We have all somewhat crossed paths with the infamous and quite controversial quote that Nietzsche goes on to eloquently reverberate that goes somewhere along the lines of: “God is dead and he remains dead and we have killed him”. For years and years this quote has been interpreted in numerous ways in hopes of getting closer to the true meaning of what it earnestly entails. A consensus has somewhat been reached that the overarching theme of this truncated version is that the world has come a long way since the scientific revolution, and that science has paved the way for, arguably, life changing inventions. But we have to stop and ask ourselves, at what cost does the 'life changing' journey come with?

We as citizens of the world have somewhat joined in, implicitly, on a mission that maneuvers us closer to the 'truth' by using the means of science and technology while elbowing out all other options that aren’t efficient, so to speak. Every agent we embark upon holds the same mantra that is essentially one across the board. Think about it, what is the goal of education houses? To somewhat dissect concepts and ideas efficiently, to an adjacently definite answer, with little to no wiggle room. Same goes for occupations, where doing things efficiently and effectively are praised, while any other way is condemned. We are so infatuated by finding the fasted and most efficient means of achieving a goal, that along they way, we end up loosing ourselves, our freedom, and our autonomy.

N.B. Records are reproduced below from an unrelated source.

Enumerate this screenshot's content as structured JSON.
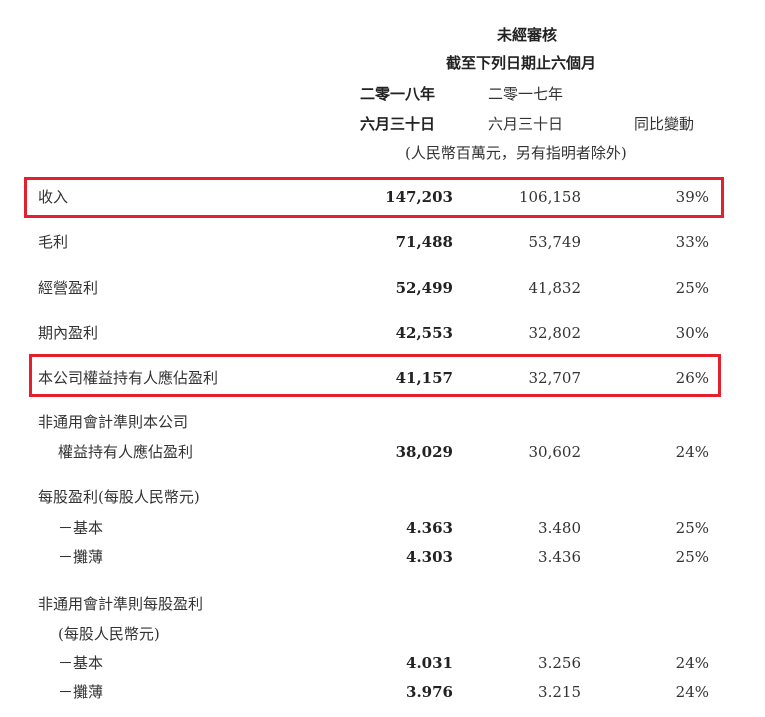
{
  "header": {
    "unaudited": "未經審核",
    "period": "截至下列日期止六個月",
    "year_2018": "二零一八年",
    "year_2017": "二零一七年",
    "date_2018": "六月三十日",
    "date_2017": "六月三十日",
    "yoy": "同比變動",
    "unit": "(人民幣百萬元，另有指明者除外)"
  },
  "highlight_color": "#e3202b",
  "rows": [
    {
      "label": "收入",
      "v2018": "147,203",
      "v2017": "106,158",
      "change": "39%"
    },
    {
      "label": "毛利",
      "v2018": "71,488",
      "v2017": "53,749",
      "change": "33%"
    },
    {
      "label": "經營盈利",
      "v2018": "52,499",
      "v2017": "41,832",
      "change": "25%"
    },
    {
      "label": "期內盈利",
      "v2018": "42,553",
      "v2017": "32,802",
      "change": "30%"
    },
    {
      "label": "本公司權益持有人應佔盈利",
      "v2018": "41,157",
      "v2017": "32,707",
      "change": "26%"
    },
    {
      "label": "非通用會計準則本公司",
      "label2": "權益持有人應佔盈利",
      "v2018": "38,029",
      "v2017": "30,602",
      "change": "24%"
    },
    {
      "label": "每股盈利(每股人民幣元)"
    },
    {
      "label": "－基本",
      "v2018": "4.363",
      "v2017": "3.480",
      "change": "25%"
    },
    {
      "label": "－攤薄",
      "v2018": "4.303",
      "v2017": "3.436",
      "change": "25%"
    },
    {
      "label": "非通用會計準則每股盈利",
      "label2": "(每股人民幣元)"
    },
    {
      "label": "－基本",
      "v2018": "4.031",
      "v2017": "3.256",
      "change": "24%"
    },
    {
      "label": "－攤薄",
      "v2018": "3.976",
      "v2017": "3.215",
      "change": "24%"
    }
  ]
}
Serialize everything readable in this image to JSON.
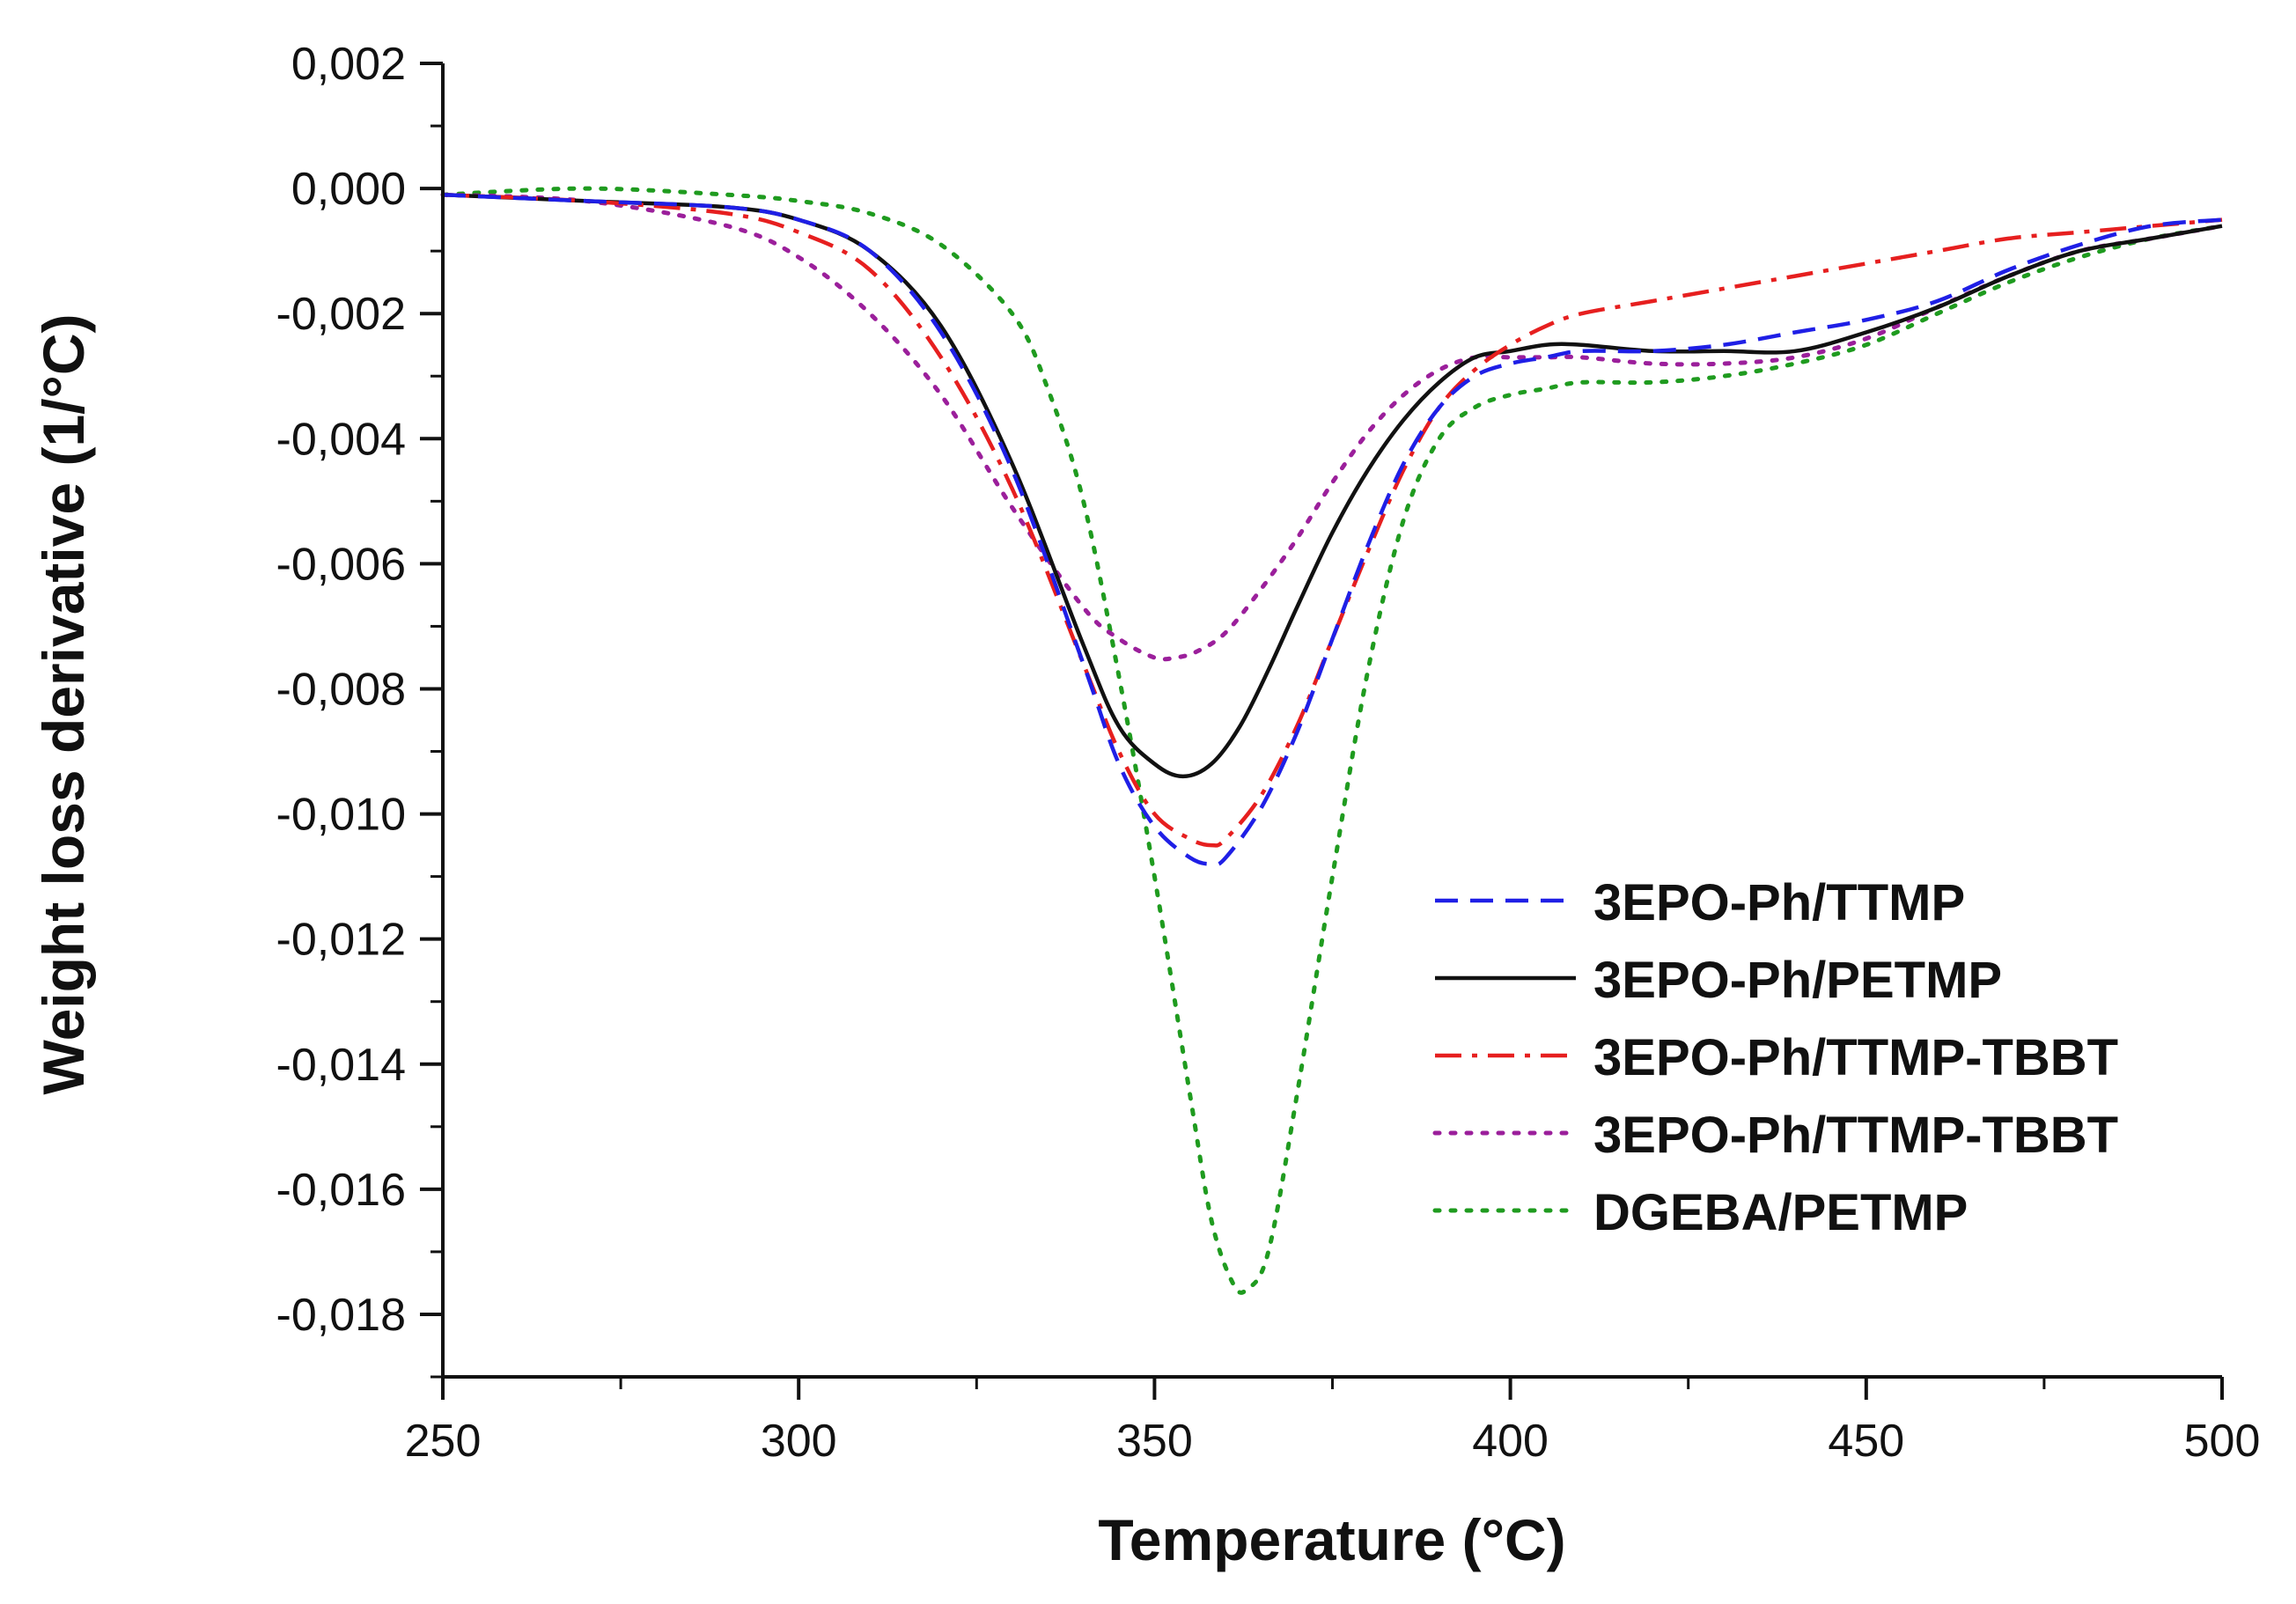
{
  "chart_data": {
    "type": "line",
    "title": "",
    "xlabel": "Temperature (°C)",
    "ylabel": "Weight loss derivative (1/°C)",
    "xlim": [
      250,
      500
    ],
    "ylim": [
      -0.019,
      0.002
    ],
    "x_ticks": [
      250,
      300,
      350,
      400,
      450,
      500
    ],
    "x_tick_labels": [
      "250",
      "300",
      "350",
      "400",
      "450",
      "500"
    ],
    "y_ticks": [
      0.002,
      0.0,
      -0.002,
      -0.004,
      -0.006,
      -0.008,
      -0.01,
      -0.012,
      -0.014,
      -0.016,
      -0.018
    ],
    "y_tick_labels": [
      "0,002",
      "0,000",
      "-0,002",
      "-0,004",
      "-0,006",
      "-0,008",
      "-0,010",
      "-0,012",
      "-0,014",
      "-0,016",
      "-0,018"
    ],
    "grid": false,
    "legend_position": "lower-right",
    "series": [
      {
        "name": "3EPO-Ph/TTMP",
        "color": "#1f1fe6",
        "style": "dashed",
        "x": [
          250,
          270,
          290,
          300,
          310,
          320,
          330,
          340,
          345,
          350,
          355,
          358,
          360,
          365,
          370,
          375,
          380,
          385,
          390,
          395,
          400,
          405,
          410,
          420,
          430,
          440,
          450,
          460,
          470,
          480,
          490,
          500
        ],
        "y": [
          -0.0001,
          -0.0002,
          -0.0003,
          -0.0005,
          -0.001,
          -0.0023,
          -0.0045,
          -0.0076,
          -0.0092,
          -0.0102,
          -0.0107,
          -0.0108,
          -0.0107,
          -0.0099,
          -0.0087,
          -0.0072,
          -0.0057,
          -0.0044,
          -0.0035,
          -0.003,
          -0.0028,
          -0.0027,
          -0.0026,
          -0.0026,
          -0.0025,
          -0.0023,
          -0.0021,
          -0.0018,
          -0.0013,
          -0.0009,
          -0.0006,
          -0.0005
        ]
      },
      {
        "name": "3EPO-Ph/PETMP",
        "color": "#111111",
        "style": "solid",
        "x": [
          250,
          270,
          290,
          300,
          310,
          320,
          330,
          340,
          345,
          350,
          354,
          358,
          362,
          366,
          370,
          375,
          380,
          385,
          390,
          395,
          400,
          405,
          410,
          420,
          430,
          440,
          450,
          460,
          470,
          480,
          490,
          500
        ],
        "y": [
          -0.0001,
          -0.0002,
          -0.0003,
          -0.0005,
          -0.001,
          -0.0022,
          -0.0044,
          -0.0073,
          -0.0086,
          -0.0092,
          -0.0094,
          -0.0092,
          -0.0086,
          -0.0077,
          -0.0067,
          -0.0055,
          -0.0045,
          -0.0037,
          -0.0031,
          -0.0027,
          -0.0026,
          -0.0025,
          -0.0025,
          -0.0026,
          -0.0026,
          -0.0026,
          -0.0023,
          -0.0019,
          -0.0014,
          -0.001,
          -0.0008,
          -0.0006
        ]
      },
      {
        "name": "3EPO-Ph/TTMP-TBBT",
        "color": "#e61f1f",
        "style": "dashdot",
        "x": [
          250,
          270,
          290,
          300,
          310,
          320,
          330,
          340,
          345,
          350,
          355,
          358,
          360,
          365,
          370,
          375,
          380,
          385,
          390,
          395,
          400,
          405,
          410,
          420,
          430,
          440,
          450,
          460,
          470,
          480,
          490,
          500
        ],
        "y": [
          -0.0001,
          -0.0002,
          -0.0004,
          -0.0007,
          -0.0013,
          -0.0027,
          -0.0048,
          -0.0076,
          -0.009,
          -0.01,
          -0.0104,
          -0.0105,
          -0.0104,
          -0.0097,
          -0.0086,
          -0.0072,
          -0.0058,
          -0.0045,
          -0.0035,
          -0.0029,
          -0.0025,
          -0.0022,
          -0.002,
          -0.0018,
          -0.0016,
          -0.0014,
          -0.0012,
          -0.001,
          -0.0008,
          -0.0007,
          -0.0006,
          -0.0005
        ]
      },
      {
        "name": "3EPO-Ph/TTMP-TBBT",
        "color": "#9b1f9b",
        "style": "dotted",
        "x": [
          250,
          270,
          290,
          300,
          310,
          320,
          330,
          340,
          345,
          350,
          353,
          356,
          360,
          365,
          370,
          375,
          380,
          385,
          390,
          395,
          400,
          405,
          410,
          420,
          430,
          440,
          450,
          460,
          470,
          480,
          490,
          500
        ],
        "y": [
          -0.0001,
          -0.0002,
          -0.0006,
          -0.0011,
          -0.002,
          -0.0033,
          -0.0051,
          -0.0067,
          -0.0072,
          -0.0075,
          -0.0075,
          -0.0074,
          -0.0071,
          -0.0064,
          -0.0056,
          -0.0047,
          -0.0039,
          -0.0033,
          -0.0029,
          -0.0027,
          -0.0027,
          -0.0027,
          -0.0027,
          -0.0028,
          -0.0028,
          -0.0027,
          -0.0024,
          -0.0019,
          -0.0014,
          -0.001,
          -0.0008,
          -0.0006
        ]
      },
      {
        "name": "DGEBA/PETMP",
        "color": "#1f9b1f",
        "style": "dotted",
        "x": [
          250,
          270,
          290,
          300,
          310,
          320,
          330,
          335,
          340,
          345,
          350,
          355,
          358,
          361,
          363,
          366,
          370,
          375,
          380,
          385,
          390,
          395,
          400,
          405,
          410,
          420,
          430,
          440,
          450,
          460,
          470,
          480,
          490,
          500
        ],
        "y": [
          -0.0001,
          -0.0,
          -0.0001,
          -0.0002,
          -0.0004,
          -0.0009,
          -0.002,
          -0.0032,
          -0.005,
          -0.0078,
          -0.011,
          -0.0145,
          -0.0165,
          -0.0175,
          -0.0176,
          -0.017,
          -0.0145,
          -0.011,
          -0.0077,
          -0.0053,
          -0.004,
          -0.0035,
          -0.0033,
          -0.0032,
          -0.0031,
          -0.0031,
          -0.003,
          -0.0028,
          -0.0025,
          -0.002,
          -0.0015,
          -0.0011,
          -0.0008,
          -0.0006
        ]
      }
    ]
  }
}
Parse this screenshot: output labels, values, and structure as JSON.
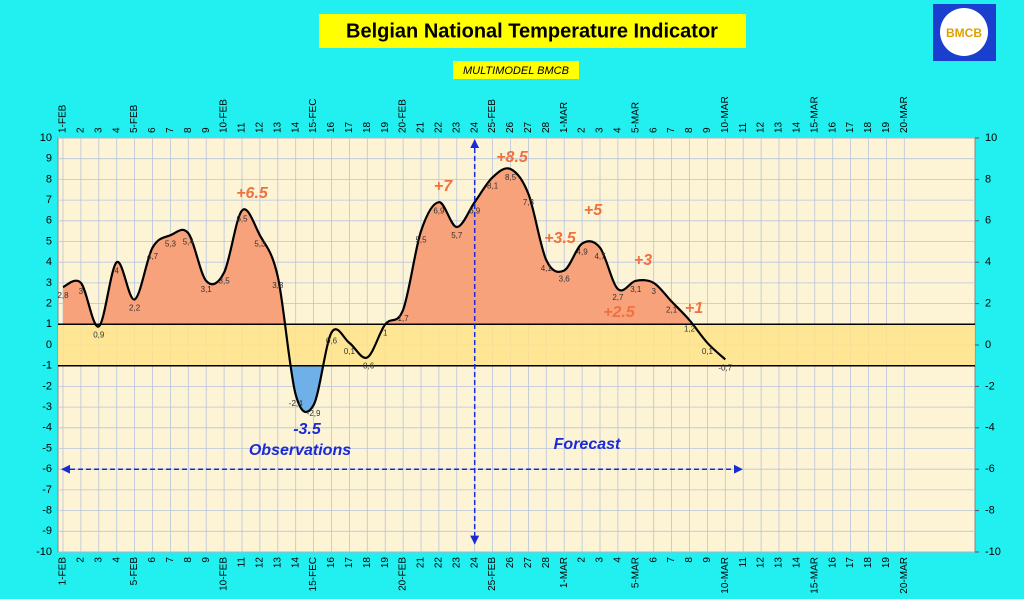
{
  "chart_data": {
    "type": "line",
    "title": "Belgian National Temperature Indicator",
    "subtitle": "MULTIMODEL BMCB",
    "logo": "BMCB",
    "categories": [
      "1-FEB",
      "2",
      "3",
      "4",
      "5-FEB",
      "6",
      "7",
      "8",
      "9",
      "10-FEB",
      "11",
      "12",
      "13",
      "14",
      "15-FEC",
      "16",
      "17",
      "18",
      "19",
      "20-FEB",
      "21",
      "22",
      "23",
      "24",
      "25-FEB",
      "26",
      "27",
      "28",
      "1-MAR",
      "2",
      "3",
      "4",
      "5-MAR",
      "6",
      "7",
      "8",
      "9",
      "10-MAR",
      "11",
      "12",
      "13",
      "14",
      "15-MAR",
      "16",
      "17",
      "18",
      "19",
      "20-MAR"
    ],
    "series": [
      {
        "color": "#000000",
        "values": [
          2.8,
          3,
          0.9,
          4,
          2.2,
          4.7,
          5.3,
          5.4,
          3.1,
          3.5,
          6.5,
          5.3,
          3.3,
          -2.4,
          -2.9,
          0.6,
          0.1,
          -0.6,
          1,
          1.7,
          5.5,
          6.9,
          5.7,
          6.9,
          8.1,
          8.5,
          7.3,
          4.1,
          3.6,
          4.9,
          4.7,
          2.7,
          3.1,
          3,
          2.1,
          1.2,
          0.1,
          -0.7,
          null,
          null,
          null,
          null,
          null,
          null,
          null,
          null,
          null,
          null
        ],
        "value_labels": [
          "2,8",
          "3",
          "0,9",
          "4",
          "2,2",
          "4,7",
          "5,3",
          "5,4",
          "3,1",
          "3,5",
          "6,5",
          "5,3",
          "3,3",
          "-2,4",
          "-2,9",
          "0,6",
          "0,1",
          "-0,6",
          "1",
          "1,7",
          "5,5",
          "6,9",
          "5,7",
          "6,9",
          "8,1",
          "8,5",
          "7,3",
          "4,1",
          "3,6",
          "4,9",
          "4,7",
          "2,7",
          "3,1",
          "3",
          "2,1",
          "1,2",
          "0,1",
          "-0,7",
          null,
          null,
          null,
          null,
          null,
          null,
          null,
          null,
          null,
          null
        ]
      }
    ],
    "ylim": [
      -10,
      10
    ],
    "yticks": [
      -10,
      -9,
      -8,
      -7,
      -6,
      -5,
      -4,
      -3,
      -2,
      -1,
      0,
      1,
      2,
      3,
      4,
      5,
      6,
      7,
      8,
      9,
      10
    ],
    "y2lim": [
      -10,
      10
    ],
    "y2ticks": [
      -10,
      -8,
      -6,
      -4,
      -2,
      0,
      2,
      4,
      6,
      8,
      10
    ],
    "normal_band": [
      -1,
      1
    ],
    "grid": true,
    "annotations": [
      "+6.5",
      "+7",
      "+8.5",
      "+3.5",
      "+5",
      "+3",
      "+2.5",
      "+1",
      "-3.5",
      "Observations",
      "Forecast"
    ]
  }
}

Ellul feeds into this idea of infatuation and takes it one step further by saying that we as institutions are obsessed with measuring things whilst quantitatively assessing ever nook and cranny. With that being said, because we are so in over our heads in regards to potent ideologies like technology, speed, and innovation, we end up utterly neglecting the fact that the most meaningful and sublime aspects in life cannot be measured. Using quantitative means to ascertain fragile and intrinsic aspects like feelings, emotions, and happiness, which are are human characteristics, would be unjust and quite misleading. With this ill mindset, one will verbatim use the same method of eradicate widgets from a factory to dealing with people in a society. Because after all, quantitative methods prevail and are one across the board for all problems, negligent of their very nature. And alas, people and widgets become congruent on the same wavelength and essentially, become one.